Since as per the original preconditions of the identity $a, b$ are positive numbers, $0 < x < 1$ (which also implies $0 < (1-x) < 1$, and $n \gt 1$, we see that $\left( \frac {1-n} {n^2}\right)$ in the above expression for $y''$ must be negative whereas $\left(ax^{(\frac{1}{n} - 2)} + b(1-x)^{(\frac{1}{n} - 2)} \right)$ must be positive implying that the product and hence $y''$ is negative for all valid values of $x$. Hence the value of $x$ in that valid range where $y'$ becomes 0 must correspond to a maximum (for $y$) and not a minimum (since a negative value of $y''$ at some $x = x_0$ means that the slope of $y$ w.r.t. $x$ must be positive for values of $x$ that are in the left-side vicinity of $x_0$ and the slope must be negative for values of $x > x_0$ in the right-side vicinity of $x_0$)

 

[fresh_42]

You left a bit too many steps to the reader, @Not anonymous.

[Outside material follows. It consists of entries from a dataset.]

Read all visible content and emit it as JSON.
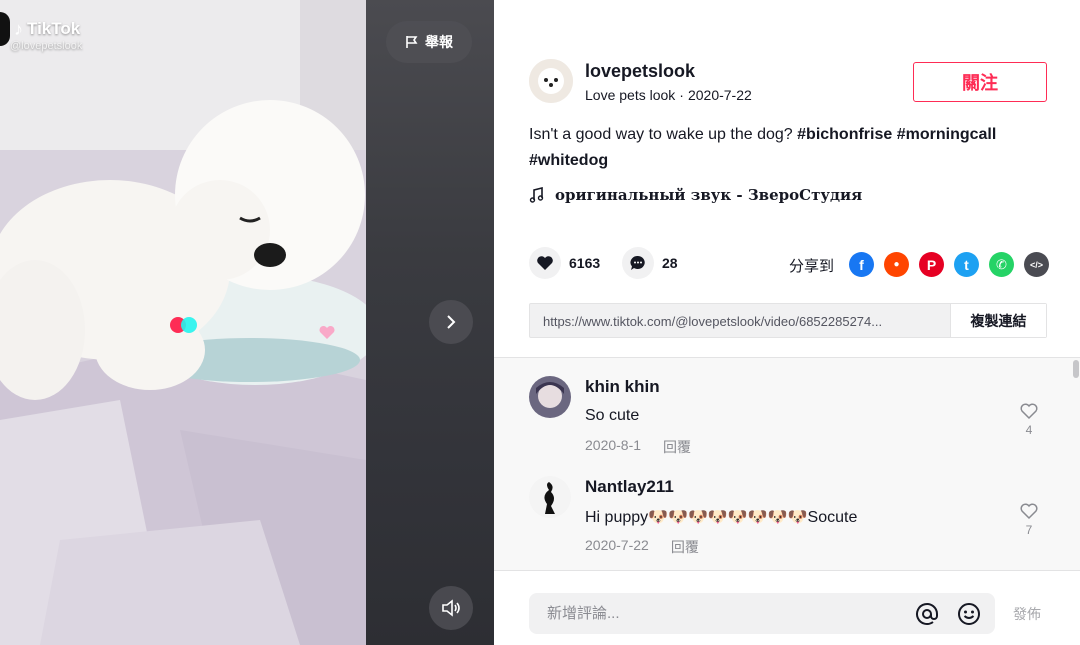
{
  "video": {
    "watermark_brand": "TikTok",
    "watermark_user": "@lovepetslook",
    "report_label": "舉報",
    "icons": {
      "report": "flag-icon",
      "next": "chevron-right-icon",
      "volume": "volume-icon"
    }
  },
  "author": {
    "username": "lovepetslook",
    "display_name": "Love pets look",
    "separator": "·",
    "date": "2020-7-22",
    "follow_label": "關注"
  },
  "post": {
    "caption_text": "Isn't a good way to wake up the dog?",
    "hashtags": [
      "#bichonfrise",
      "#morningcall",
      "#whitedog"
    ],
    "music": "оригинальный звук - ЗвероСтудия",
    "likes": "6163",
    "comments_count": "28"
  },
  "share": {
    "label": "分享到",
    "targets": [
      {
        "name": "facebook",
        "color": "#1877f2",
        "glyph": "f"
      },
      {
        "name": "reddit",
        "color": "#ff4500",
        "glyph": "●"
      },
      {
        "name": "pinterest",
        "color": "#e60023",
        "glyph": "P"
      },
      {
        "name": "twitter",
        "color": "#1da1f2",
        "glyph": "t"
      },
      {
        "name": "whatsapp",
        "color": "#25d366",
        "glyph": "✆"
      },
      {
        "name": "embed",
        "color": "#4a4b52",
        "glyph": "</>"
      }
    ],
    "link": "https://www.tiktok.com/@lovepetslook/video/6852285274...",
    "copy_label": "複製連結"
  },
  "comments": [
    {
      "user": "khin khin",
      "text": "So cute",
      "date": "2020-8-1",
      "reply_label": "回覆",
      "likes": "4"
    },
    {
      "user": "Nantlay211",
      "text_prefix": "Hi puppy",
      "emoji": "🐶",
      "emoji_count": 8,
      "text_suffix": "Socute",
      "date": "2020-7-22",
      "reply_label": "回覆",
      "likes": "7"
    }
  ],
  "composer": {
    "placeholder": "新增評論...",
    "post_label": "發佈",
    "icons": {
      "mention": "at-icon",
      "emoji": "smiley-icon"
    }
  },
  "colors": {
    "accent": "#fe2c55",
    "muted": "#8a8b91"
  }
}
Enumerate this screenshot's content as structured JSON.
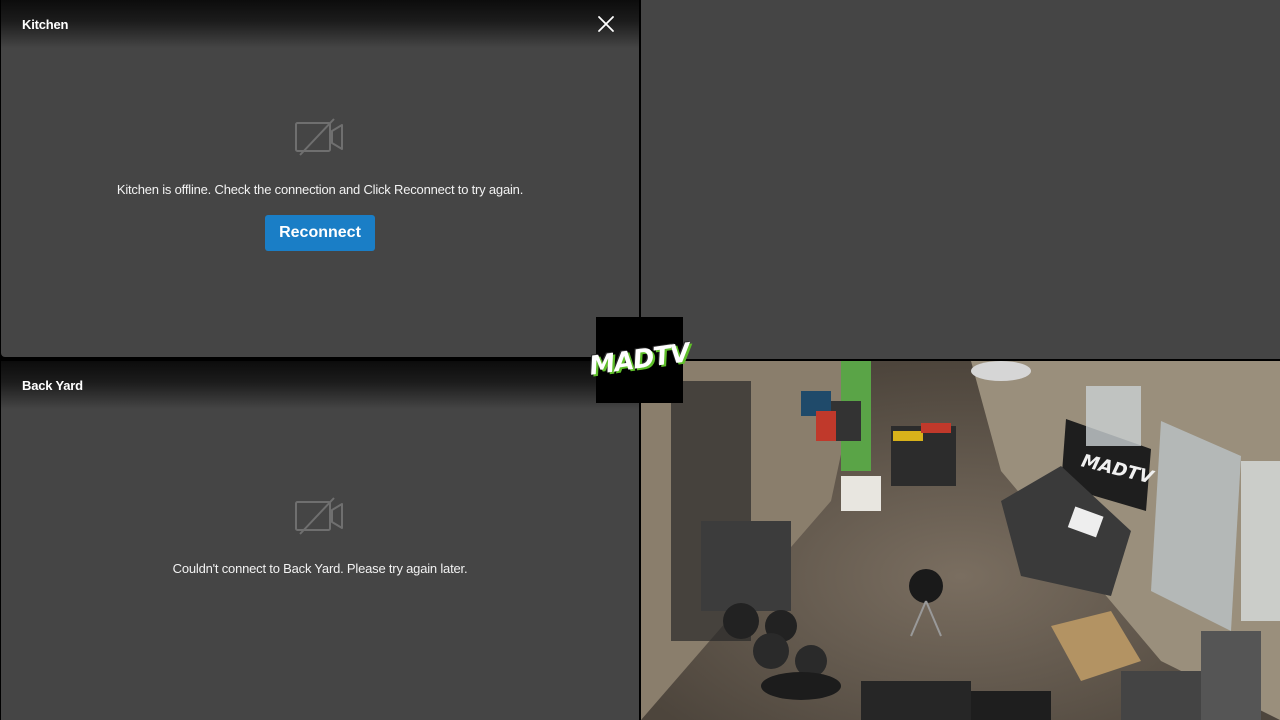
{
  "tiles": {
    "kitchen": {
      "title": "Kitchen",
      "message": "Kitchen is offline. Check the connection and Click Reconnect to try again.",
      "reconnect_label": "Reconnect"
    },
    "backyard": {
      "title": "Back Yard",
      "message": "Couldn't connect to Back Yard. Please try again later."
    },
    "live_feed": {
      "logo_text": "MADTV"
    }
  },
  "overlay_logo": {
    "text": "MADTV"
  },
  "colors": {
    "tile_bg": "#454545",
    "button_blue": "#1a7ec6",
    "logo_green": "#5fbf2a"
  },
  "icons": {
    "close": "close-icon",
    "offline": "camera-off-icon"
  }
}
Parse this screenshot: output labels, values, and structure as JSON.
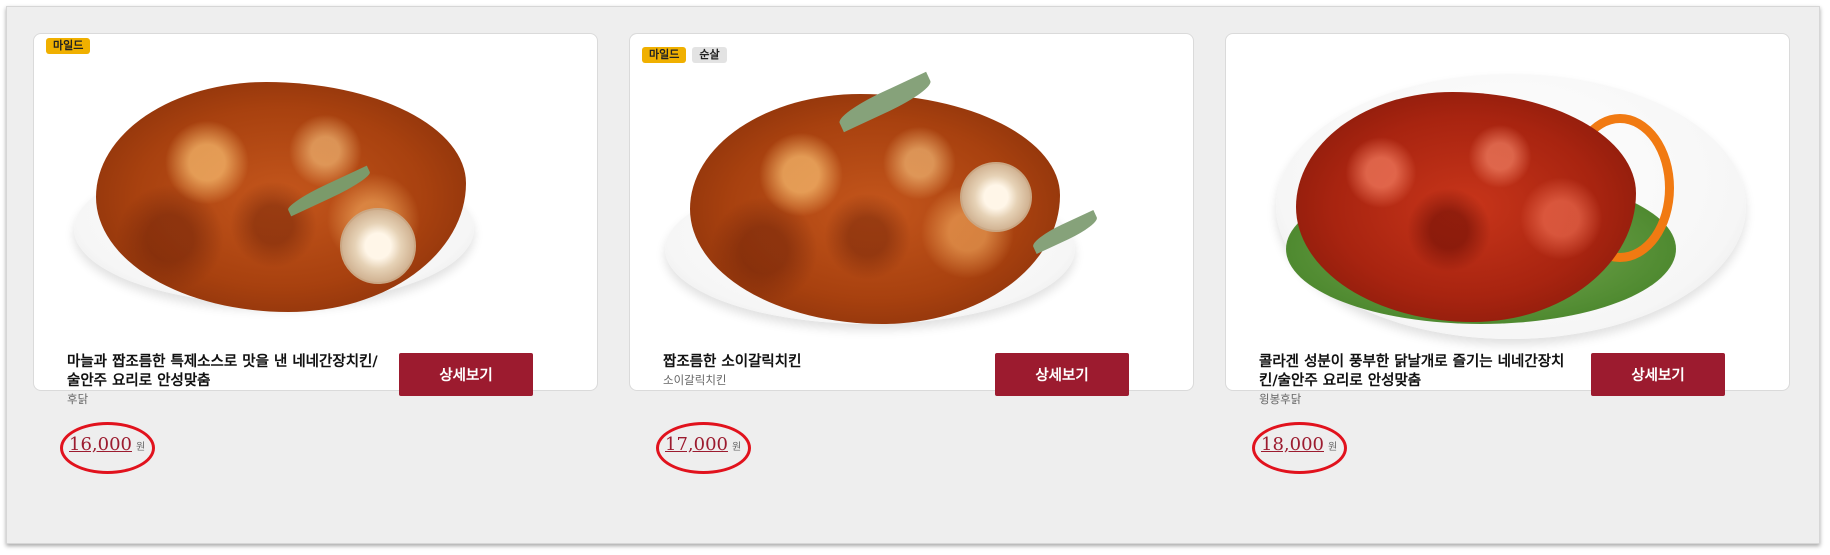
{
  "products": [
    {
      "badges": [
        "마일드"
      ],
      "name": "마늘과 짭조름한 특제소스로 맛을 낸 네네간장치킨/술안주 요리로 안성맞춤",
      "sub": "후닭",
      "button": "상세보기",
      "price": "16,000",
      "currency": "원",
      "image": "garlic-soy-chicken"
    },
    {
      "badges": [
        "마일드",
        "순살"
      ],
      "name": "짭조름한 소이갈릭치킨",
      "sub": "소이갈릭치킨",
      "button": "상세보기",
      "price": "17,000",
      "currency": "원",
      "image": "soy-garlic-chicken"
    },
    {
      "badges": [],
      "name": "콜라겐 성분이 풍부한 닭날개로 즐기는 네네간장치킨/술안주 요리로 안성맞춤",
      "sub": "윙봉후닭",
      "button": "상세보기",
      "price": "18,000",
      "currency": "원",
      "image": "spicy-chicken-wings"
    }
  ],
  "colors": {
    "accent": "#9c1b2f",
    "mild_badge": "#f0b000",
    "highlight_circle": "#e1121d"
  }
}
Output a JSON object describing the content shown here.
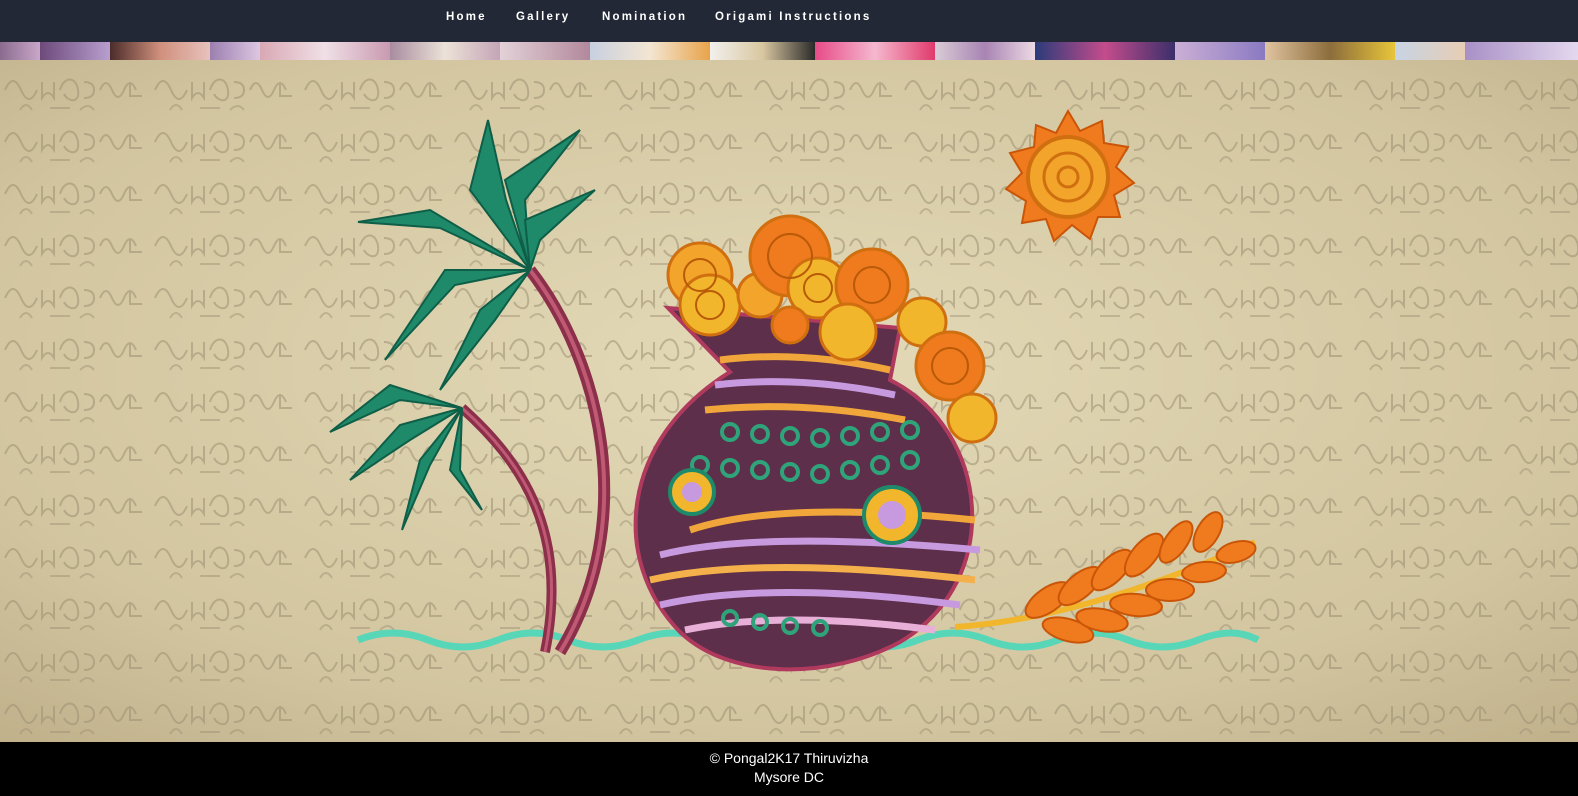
{
  "nav": {
    "items": [
      {
        "label": "Home"
      },
      {
        "label": "Gallery"
      },
      {
        "label": "Nomination"
      },
      {
        "label": "Origami Instructions"
      }
    ]
  },
  "hero": {
    "description_icons": [
      "palm-tree-icon",
      "pongal-pot-icon",
      "sun-icon",
      "wheat-icon"
    ]
  },
  "footer": {
    "line1": "© Pongal2K17 Thiruvizha",
    "line2": "Mysore DC"
  },
  "colors": {
    "navbar_bg": "#222835",
    "page_bg": "#000000",
    "text": "#ffffff",
    "paper_bg": "#d4c7a1",
    "accent_orange": "#f07a1e",
    "accent_gold": "#f2b62c",
    "accent_green": "#1f8a6a"
  }
}
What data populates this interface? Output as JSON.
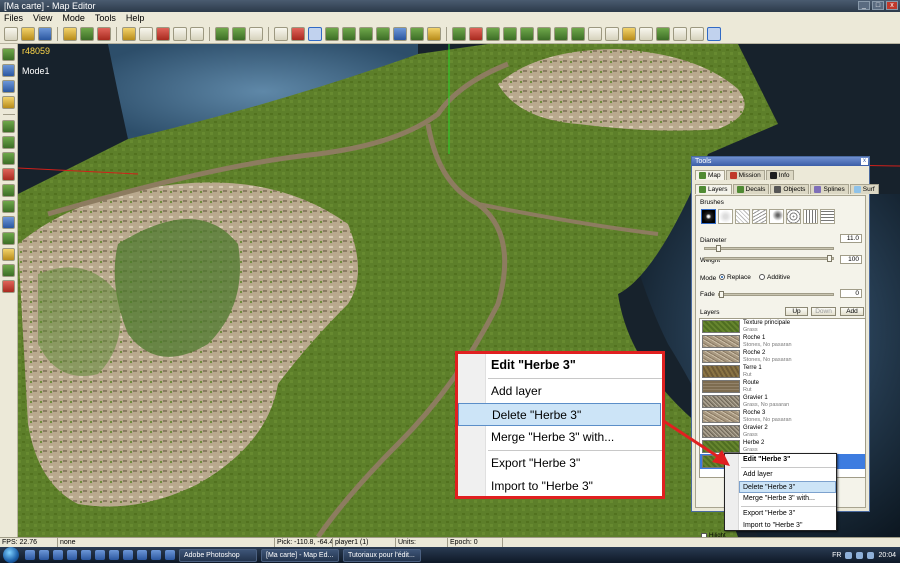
{
  "window": {
    "title": "[Ma carte] - Map Editor",
    "controls": [
      "_",
      "□",
      "x"
    ]
  },
  "menubar": [
    "Files",
    "View",
    "Mode",
    "Tools",
    "Help"
  ],
  "viewport": {
    "map_id": "r48059",
    "mode_label": "Mode1"
  },
  "tools_panel": {
    "title": "Tools",
    "close": "x",
    "main_tabs": [
      {
        "label": "Map",
        "icon": "map-icon"
      },
      {
        "label": "Mission",
        "icon": "mission-icon"
      },
      {
        "label": "Info",
        "icon": "info-icon"
      }
    ],
    "sub_tabs": [
      {
        "label": "Layers",
        "icon": "layers-icon"
      },
      {
        "label": "Decals",
        "icon": "decals-icon"
      },
      {
        "label": "Objects",
        "icon": "objects-icon"
      },
      {
        "label": "Splines",
        "icon": "splines-icon"
      },
      {
        "label": "Surf",
        "icon": "surf-icon"
      }
    ],
    "brushes_label": "Brushes",
    "diameter_label": "Diameter",
    "diameter_value": "11.0",
    "diameter_fraction": 0.09,
    "weight_label": "Weight",
    "weight_value": "100",
    "weight_fraction": 1.0,
    "mode_label": "Mode",
    "mode_options": [
      "Replace",
      "Additive"
    ],
    "mode_selected": "Replace",
    "fade_label": "Fade",
    "fade_value": "0",
    "fade_fraction": 0.0,
    "layers_label": "Layers",
    "layer_buttons": {
      "up": "Up",
      "down": "Down",
      "add": "Add"
    },
    "layers": [
      {
        "name": "Texture principale",
        "desc": "Grass"
      },
      {
        "name": "Roche 1",
        "desc": "Stones, No pasaran"
      },
      {
        "name": "Roche 2",
        "desc": "Stones, No pasaran"
      },
      {
        "name": "Terre 1",
        "desc": "Rut"
      },
      {
        "name": "Route",
        "desc": "Rut"
      },
      {
        "name": "Gravier 1",
        "desc": "Grass, No pasaran"
      },
      {
        "name": "Roche 3",
        "desc": "Stones, No pasaran"
      },
      {
        "name": "Gravier 2",
        "desc": "Grass"
      },
      {
        "name": "Herbe 2",
        "desc": "Grass"
      },
      {
        "name": "",
        "desc": ""
      }
    ],
    "hilight_label": "Hilight"
  },
  "context_menu": {
    "title": "Edit \"Herbe 3\"",
    "items": [
      "Add layer",
      "Delete \"Herbe 3\"",
      "Merge \"Herbe 3\" with...",
      "Export \"Herbe 3\"",
      "Import to \"Herbe 3\""
    ],
    "highlighted": "Delete \"Herbe 3\""
  },
  "statusbar": {
    "fps": "FPS: 22.76",
    "selection": "none",
    "pick": "Pick: -110.8, -64.4, 222.0",
    "player": "player1 (1)",
    "units": "Units:",
    "epoch": "Epoch: 0"
  },
  "taskbar": {
    "tasks": [
      "Adobe Photoshop",
      "[Ma carte] - Map Ed...",
      "Tutoriaux pour l'édit..."
    ],
    "lang": "FR",
    "clock": "20:04"
  },
  "colors": {
    "highlight_red": "#e02020",
    "selection_blue": "#3d7ce0",
    "menu_hover": "#cce4f7"
  }
}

You can't tell me you made all of them in mind, so how can you expect we do? Let me see.

We have
$$
Y_N=A_N^{1/N} \cdot \prod_{k=1}^{N-1}A_k^{1/N} + (1-A_N)^{1/N} \cdot \prod_{k=1}^{N-1}(1-A_k)^{1/N}
$$
and
$$
y= ax^{1/n}+b(1-x)^{1/n} \leq \left(a^{\dfrac{n}{n-1}}+b^{\dfrac{n}{n-1}}\right)^{\dfrac{n-1}{n}}
$$
which is with $x=A_N$
\begin{align*}
Y_N & \leq \left[ \left(\prod_{k=1}^{N-1}A_k\right)^{\dfrac{1}{N-1}} + \left(\prod_{k=1}^{N-1}(1-A_k)\right)^{\dfrac{1}{N-1}} \right]^{\dfrac{N-1}{N}}\\
&= Y_{N-1}^{\dfrac{N-1}{N}} \stackrel{\text{ I.H. }}{\leq} 1^{\dfrac{N-1}{N}}= 1
\end{align*}

O.k. understood now. Sorry, I had to write quite a bit and found it easier to do it here than on paper with all the quotient exponents.